Quarante ans plus tard, Reuze Papa rend visite à Gayant, le froid jeté entre eux par le refus essuyé en 1848 par le géant dunkerquois s'étant estompé. C'est le début d'une série de grands voyages pour notre géant : il est à Bruxelles en 1890, à l'occasion de la fête de l'indépendance belge, à Lille en 1892, à Gand en 1896. Il y convoite une géante flamande, dont la généalogie remonterait au XIVème siècle, qui accepte de le prendre pour époux. Le mariage est célébré avec fastes, on construit même à Reuze Papa une Reuzinne et un Kindje. La Reuzinne est également appelée Mietje-Gentille (Miejte est le diminutif de Marietje et Gentille renvoie au prénom de la première géante). Le kindje se nomme Pietje, diminutif de Piet, Pierre en Flamand. On le dotera plus tard (probablement lorsque l'on décidera de donner à Pietje une forme adulte) d'un petit frère, Boutje, qui doit son prénom au diminutif dunkerquois couramment utilisé pour désigner un jeune enfant.
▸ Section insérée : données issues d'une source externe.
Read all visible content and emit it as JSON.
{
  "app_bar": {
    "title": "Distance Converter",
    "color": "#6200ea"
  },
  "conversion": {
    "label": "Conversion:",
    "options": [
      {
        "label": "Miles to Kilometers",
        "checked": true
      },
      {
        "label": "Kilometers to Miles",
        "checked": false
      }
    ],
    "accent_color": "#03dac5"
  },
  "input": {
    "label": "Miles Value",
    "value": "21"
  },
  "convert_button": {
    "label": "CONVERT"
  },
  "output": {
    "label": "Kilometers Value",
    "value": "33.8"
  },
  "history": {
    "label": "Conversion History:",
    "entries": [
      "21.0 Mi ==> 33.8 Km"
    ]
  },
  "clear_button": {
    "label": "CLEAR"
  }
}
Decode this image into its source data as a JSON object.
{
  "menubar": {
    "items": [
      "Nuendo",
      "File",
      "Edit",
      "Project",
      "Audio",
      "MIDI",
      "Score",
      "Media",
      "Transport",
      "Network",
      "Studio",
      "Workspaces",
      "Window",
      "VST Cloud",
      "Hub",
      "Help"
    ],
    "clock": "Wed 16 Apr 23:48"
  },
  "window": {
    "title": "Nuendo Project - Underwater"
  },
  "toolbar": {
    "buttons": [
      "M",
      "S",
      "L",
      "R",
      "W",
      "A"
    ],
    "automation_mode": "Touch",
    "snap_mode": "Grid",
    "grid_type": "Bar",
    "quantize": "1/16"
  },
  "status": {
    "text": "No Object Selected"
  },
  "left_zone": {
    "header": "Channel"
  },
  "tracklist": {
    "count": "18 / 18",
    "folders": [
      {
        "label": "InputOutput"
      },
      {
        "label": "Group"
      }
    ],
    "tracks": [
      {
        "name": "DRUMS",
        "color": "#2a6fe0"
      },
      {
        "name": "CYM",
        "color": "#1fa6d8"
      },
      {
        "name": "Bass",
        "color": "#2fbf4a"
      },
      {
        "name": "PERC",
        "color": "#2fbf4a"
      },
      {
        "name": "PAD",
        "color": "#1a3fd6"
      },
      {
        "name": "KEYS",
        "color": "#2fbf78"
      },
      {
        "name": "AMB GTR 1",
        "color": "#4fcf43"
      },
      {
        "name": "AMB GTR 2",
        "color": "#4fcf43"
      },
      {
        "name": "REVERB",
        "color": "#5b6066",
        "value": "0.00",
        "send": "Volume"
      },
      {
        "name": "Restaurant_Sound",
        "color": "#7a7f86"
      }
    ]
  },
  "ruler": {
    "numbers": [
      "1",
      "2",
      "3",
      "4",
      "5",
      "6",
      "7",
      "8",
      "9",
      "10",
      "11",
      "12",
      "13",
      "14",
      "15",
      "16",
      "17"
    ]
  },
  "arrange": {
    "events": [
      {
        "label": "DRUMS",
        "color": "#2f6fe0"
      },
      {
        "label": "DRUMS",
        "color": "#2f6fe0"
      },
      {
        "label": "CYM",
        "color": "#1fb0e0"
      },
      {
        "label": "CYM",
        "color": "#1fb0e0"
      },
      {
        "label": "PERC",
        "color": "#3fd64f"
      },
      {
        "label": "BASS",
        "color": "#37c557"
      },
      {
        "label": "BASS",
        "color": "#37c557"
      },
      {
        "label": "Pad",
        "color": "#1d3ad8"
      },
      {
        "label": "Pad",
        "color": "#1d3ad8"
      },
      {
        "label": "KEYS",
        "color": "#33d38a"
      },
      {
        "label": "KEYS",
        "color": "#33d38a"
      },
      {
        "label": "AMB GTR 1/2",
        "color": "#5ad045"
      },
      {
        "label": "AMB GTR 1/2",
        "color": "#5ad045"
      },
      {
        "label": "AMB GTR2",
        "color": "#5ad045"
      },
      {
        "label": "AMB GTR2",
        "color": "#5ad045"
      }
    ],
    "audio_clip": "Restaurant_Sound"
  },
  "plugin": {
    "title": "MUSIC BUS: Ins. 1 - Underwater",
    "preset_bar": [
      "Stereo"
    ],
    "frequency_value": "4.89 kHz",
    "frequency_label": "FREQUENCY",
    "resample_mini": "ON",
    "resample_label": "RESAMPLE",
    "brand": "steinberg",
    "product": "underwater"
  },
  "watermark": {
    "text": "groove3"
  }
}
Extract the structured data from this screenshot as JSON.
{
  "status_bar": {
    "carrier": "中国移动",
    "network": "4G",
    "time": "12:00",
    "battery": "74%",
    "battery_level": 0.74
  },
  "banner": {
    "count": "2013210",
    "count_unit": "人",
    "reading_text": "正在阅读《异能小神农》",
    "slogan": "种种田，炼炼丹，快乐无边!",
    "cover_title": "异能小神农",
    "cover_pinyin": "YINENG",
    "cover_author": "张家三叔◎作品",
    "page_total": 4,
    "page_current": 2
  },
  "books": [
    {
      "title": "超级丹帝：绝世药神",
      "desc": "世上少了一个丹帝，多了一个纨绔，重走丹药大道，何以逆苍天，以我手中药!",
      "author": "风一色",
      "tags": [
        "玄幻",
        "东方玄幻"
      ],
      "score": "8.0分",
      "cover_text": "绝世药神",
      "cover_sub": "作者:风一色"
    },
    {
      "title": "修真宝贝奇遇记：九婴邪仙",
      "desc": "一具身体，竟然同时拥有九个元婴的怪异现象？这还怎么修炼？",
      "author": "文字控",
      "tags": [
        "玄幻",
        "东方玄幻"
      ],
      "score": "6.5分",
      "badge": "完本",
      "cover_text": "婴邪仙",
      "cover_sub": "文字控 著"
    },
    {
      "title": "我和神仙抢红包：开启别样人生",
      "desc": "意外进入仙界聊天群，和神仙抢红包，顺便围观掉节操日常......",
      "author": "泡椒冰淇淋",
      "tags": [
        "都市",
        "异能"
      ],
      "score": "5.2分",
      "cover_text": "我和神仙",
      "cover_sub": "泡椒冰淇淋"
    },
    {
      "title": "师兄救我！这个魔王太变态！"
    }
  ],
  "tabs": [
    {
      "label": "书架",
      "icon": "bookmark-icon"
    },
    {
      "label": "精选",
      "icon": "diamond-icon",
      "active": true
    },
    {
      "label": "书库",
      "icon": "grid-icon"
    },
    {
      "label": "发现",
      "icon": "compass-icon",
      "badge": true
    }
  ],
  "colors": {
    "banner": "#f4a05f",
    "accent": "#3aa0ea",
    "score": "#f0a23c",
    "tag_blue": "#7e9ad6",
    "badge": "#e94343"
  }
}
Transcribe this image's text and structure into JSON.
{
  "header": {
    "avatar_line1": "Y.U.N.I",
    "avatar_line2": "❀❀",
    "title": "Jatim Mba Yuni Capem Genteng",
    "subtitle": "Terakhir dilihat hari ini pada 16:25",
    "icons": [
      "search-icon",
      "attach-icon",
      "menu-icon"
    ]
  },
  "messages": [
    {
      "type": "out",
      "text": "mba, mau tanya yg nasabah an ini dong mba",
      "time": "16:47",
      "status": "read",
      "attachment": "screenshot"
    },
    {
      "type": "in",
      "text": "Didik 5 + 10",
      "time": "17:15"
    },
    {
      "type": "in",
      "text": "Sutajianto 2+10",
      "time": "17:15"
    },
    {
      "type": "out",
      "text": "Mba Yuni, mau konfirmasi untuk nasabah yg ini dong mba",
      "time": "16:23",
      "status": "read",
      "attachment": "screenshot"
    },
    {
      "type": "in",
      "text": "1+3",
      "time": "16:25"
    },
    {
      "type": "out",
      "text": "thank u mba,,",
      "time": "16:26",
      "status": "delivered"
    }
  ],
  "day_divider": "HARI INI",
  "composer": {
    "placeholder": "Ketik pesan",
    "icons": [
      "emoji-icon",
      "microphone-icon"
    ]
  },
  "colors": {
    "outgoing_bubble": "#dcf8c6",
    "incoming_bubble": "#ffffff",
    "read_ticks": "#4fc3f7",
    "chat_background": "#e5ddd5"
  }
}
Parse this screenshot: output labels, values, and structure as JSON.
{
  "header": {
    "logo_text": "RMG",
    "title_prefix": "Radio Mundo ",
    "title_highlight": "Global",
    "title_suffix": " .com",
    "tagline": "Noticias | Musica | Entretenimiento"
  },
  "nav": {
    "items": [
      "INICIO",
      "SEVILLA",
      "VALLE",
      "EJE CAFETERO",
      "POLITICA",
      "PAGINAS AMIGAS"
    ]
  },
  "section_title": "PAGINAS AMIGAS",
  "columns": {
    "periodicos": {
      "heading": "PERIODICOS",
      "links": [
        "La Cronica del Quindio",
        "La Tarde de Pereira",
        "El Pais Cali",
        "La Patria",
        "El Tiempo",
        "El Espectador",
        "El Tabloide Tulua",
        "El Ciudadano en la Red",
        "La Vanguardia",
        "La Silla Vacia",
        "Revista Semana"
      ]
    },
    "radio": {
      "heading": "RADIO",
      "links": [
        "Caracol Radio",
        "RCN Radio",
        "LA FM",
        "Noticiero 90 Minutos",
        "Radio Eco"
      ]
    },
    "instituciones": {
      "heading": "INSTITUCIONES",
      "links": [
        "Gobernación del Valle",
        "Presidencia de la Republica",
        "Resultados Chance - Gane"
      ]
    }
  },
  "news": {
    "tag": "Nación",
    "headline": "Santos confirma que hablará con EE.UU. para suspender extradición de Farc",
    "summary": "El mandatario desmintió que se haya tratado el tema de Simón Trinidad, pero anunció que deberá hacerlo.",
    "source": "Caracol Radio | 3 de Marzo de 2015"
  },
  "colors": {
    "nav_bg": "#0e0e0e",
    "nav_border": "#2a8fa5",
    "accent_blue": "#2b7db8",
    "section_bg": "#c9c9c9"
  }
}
Le Reuze dans la deuxième partie du XIXème siècle

Gloire et disgrâce

reuzeetkintj.jpg Au début du XXème siècle, les fils électriques qui quadrillent la ville pour alimenter le tramway décapitent à plusieurs reprises le Reuze, qui est bientôt contraint à l'immobilité. Le Dunkerquois Charles Matha tente de sensibiliser ses concitoyens au sort du géant en écrivant en 1906 La Complainte du Reuze. La posture du géant a en effet bien changé et n'a plus rien de celle d'un glorieux guerrier : on l'assied pour lui permettre de passer sous les fils électriques et on lui place son kindje dans les bras.

Le Reuze … Papa

En 1910, il se rend, à Valenciennes, à un colossal rassemblement de géants. Il ne supporta visiblement pas ce voyage, puisqu'en 1913 on en arrive à la triste situation évoquée plus haut. 1924 est l'année de la renaissance pour Reuze Papa : après avoir été endommagé pendant la guerre, il est rénové, doté d'une nouvelle tête, et est équipé d'un système de monte-et-baisse qui lui permet de passer sous les fils du tramway. En 1928 à Cassel, il prend part accompagné d'une Reuzinne et de neuf petits géants, à une procession réalisée en l'honneur du maréchal Foch. Ces neuf petits géants sont ses deux enfants et ses sept gardes : Allowyn, Bambin, Dagobert, Gélon, Goliath, Roland, Samson. Allowyn doit son nom au guerrier scandinave de la légende du Reuze, et Dagobert est le roi de France dont Saint-Eloi fut ministre. Géon fut roi de Syracuse, et Goliath et Samson sont deux personnages bibliques, l'un connu pour sa taille - c'est le géant que battit David -, l'autre pour sa force. Quand à Bambin, c'est le nom que portait le fils du Reuze d'avant la Révolution. reuze65.jpg A l'issue de la Seconde Guerre Mondiale, Reuze Papa fait partie des rares “monuments” de Dunkerque à tenir encore debout : dès 1947, il participe au défilé de la mi-carême. Mais les “préposés aux perches” chargés depuis l'instauration du système de monte-et-baisse de lever les fils du tramway au passage du géant ont perdu la main et le Reuze est décapité suite à une erreur de manipulation.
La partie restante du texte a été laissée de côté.